Fisker Automotive lays off 75% of workforce
They are blaming the layoffs on their inability to find a partner to fund operations. This isn't surprising. Who wants to get in business with a company selling lemons as electric cars?
Fisker Automotive Inc.'s mass firings after receiving federal loans to build luxury plug-in cars is adding to the political debate over the U.S. government's funding of clean-energy programs.
Most of the assets of Fisker's battery supplier that received a $249.1 million federal grant, the former A123 Systems Inc. (AONEQ), were acquired last year by a Chinese company. Now Fisker, awarded $529 million in U.S. loans, is firing 75 percent of its workforce after failing to secure a deal with an automotive partner to fund operations.

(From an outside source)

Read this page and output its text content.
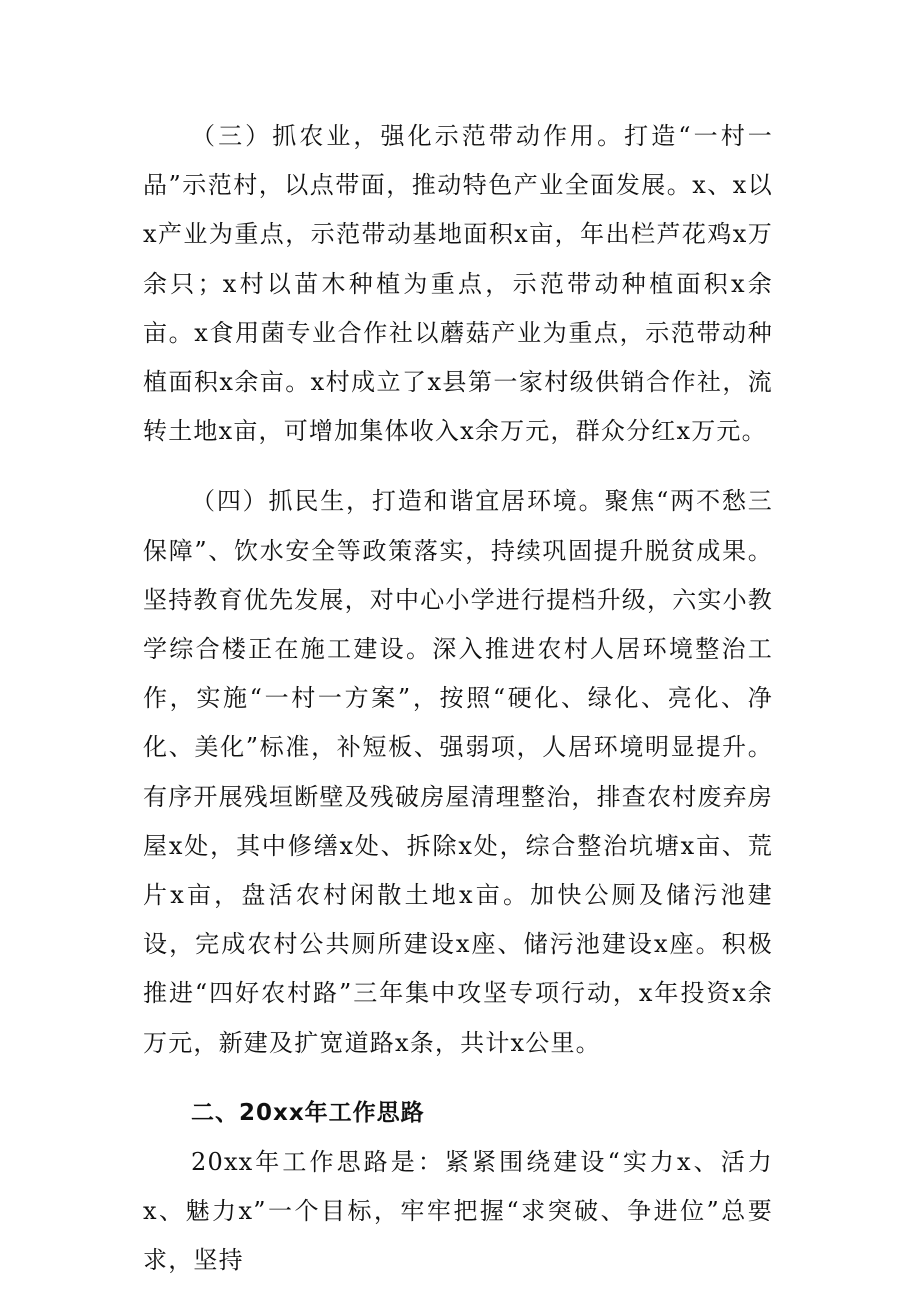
（三）抓农业，强化示范带动作用。打造“一村一品”示范村，以点带面，推动特色产业全面发展。x、x以x产业为重点，示范带动基地面积x亩，年出栏芦花鸡x万余只；x村以苗木种植为重点，示范带动种植面积x余亩。x食用菌专业合作社以蘑菇产业为重点，示范带动种植面积x余亩。x村成立了x县第一家村级供销合作社，流转土地x亩，可增加集体收入x余万元，群众分红x万元。

（四）抓民生，打造和谐宜居环境。聚焦“两不愁三保障”、饮水安全等政策落实，持续巩固提升脱贫成果。坚持教育优先发展，对中心小学进行提档升级，六实小教学综合楼正在施工建设。深入推进农村人居环境整治工作，实施“一村一方案”，按照“硬化、绿化、亮化、净化、美化”标准，补短板、强弱项，人居环境明显提升。有序开展残垣断壁及残破房屋清理整治，排查农村废弃房屋x处，其中修缮x处、拆除x处，综合整治坑塘x亩、荒片x亩，盘活农村闲散土地x亩。加快公厕及储污池建设，完成农村公共厕所建设x座、储污池建设x座。积极推进“四好农村路”三年集中攻坚专项行动，x年投资x余万元，新建及扩宽道路x条，共计x公里。

二、20xx年工作思路

20xx年工作思路是：紧紧围绕建设“实力x、活力x、魅力x”一个目标，牢牢把握“求突破、争进位”总要求，坚持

The debacle is reviving questions over whether the government should be funding makers of alternative energy ventures. Fisker and A123, whose bankruptcy halted Fisker's output, have drawn Republican criticism of President Barack Obama's support of green-energy programs intended to spur more fuel-efficient cars.
"The Department of Energy has never owned up to its mistakes and acknowledged it didn't do a good job of choosing Fisker and A123 as worthy of taxpayer investment," Senator Chuck Grassley, an Iowa Republican, said in an e-mailed statement.
Another Republican, Senator John Thune of South Dakota, predicted "the company could go bankrupt and cost millions of taxpayer dollars."
Fisker, the maker of rechargeable $103,000 Karma sedans, told a "core group of employees in Southern California" this week of the plan and expects about 25 percent of workers to stay, the Anaheim, California-based company said in an e-mailed statement. Fisker said last week it had about 200 employees.
"Our efforts to secure a strategic alliance or partnership are continuing in earnest, but unfortunately we have reached a point where a significant reduction in our workforce has become necessary," the carmaker said in the statement. The cuts are a "strategic step in our efforts to maximize the value of Fisker's core assets," the company said.
And just what are those "core" assets? Certainly not the product they sell:
Fisker, with celebrity customers including singer Justin Bieber and actor Leonardo DiCaprio, has raised more than $1 billion from private sources, including Silicon Valley investor Kleiner Perkins Caufield & Byers, and was awarded $529 million in low-interest federal loans in 2009 to develop and build its plug-in hybrid cars.
That hasn't been enough to sustain operations after a slow startup, technical flaws that led to two Karma recalls and the bankruptcy of A123, also a recipient of federal funds. The Waltham, Massachusetts-based battery supplier, bought last year by China's Wanxiang Group Co., said last week in a U.S. regulatory filing that it changed its name to B456 Systems Inc.
Fisker reached a settlement this week with B456 that reduced its claims by 89 percent to $15 million.
Fisker said last year that the Energy Department blocked access to its loans after the carmaker failed to meet an initial timetable for Karma deliveries.
By most accounts, the Karma is a nice car - when it worked - and nice to look at. But if Fisker goes belly-up, it is likely that taxpayers won't see much of their $500 million investment. This isn't unusual for Obama's green revolution which appears to have a knack for picking losers in instead of winners. Fisker's business plan has been questioned since they came into existence so it's not like no one was expecting this.
In fact, it is exactly what we've come to expect for Obama's pet green projects.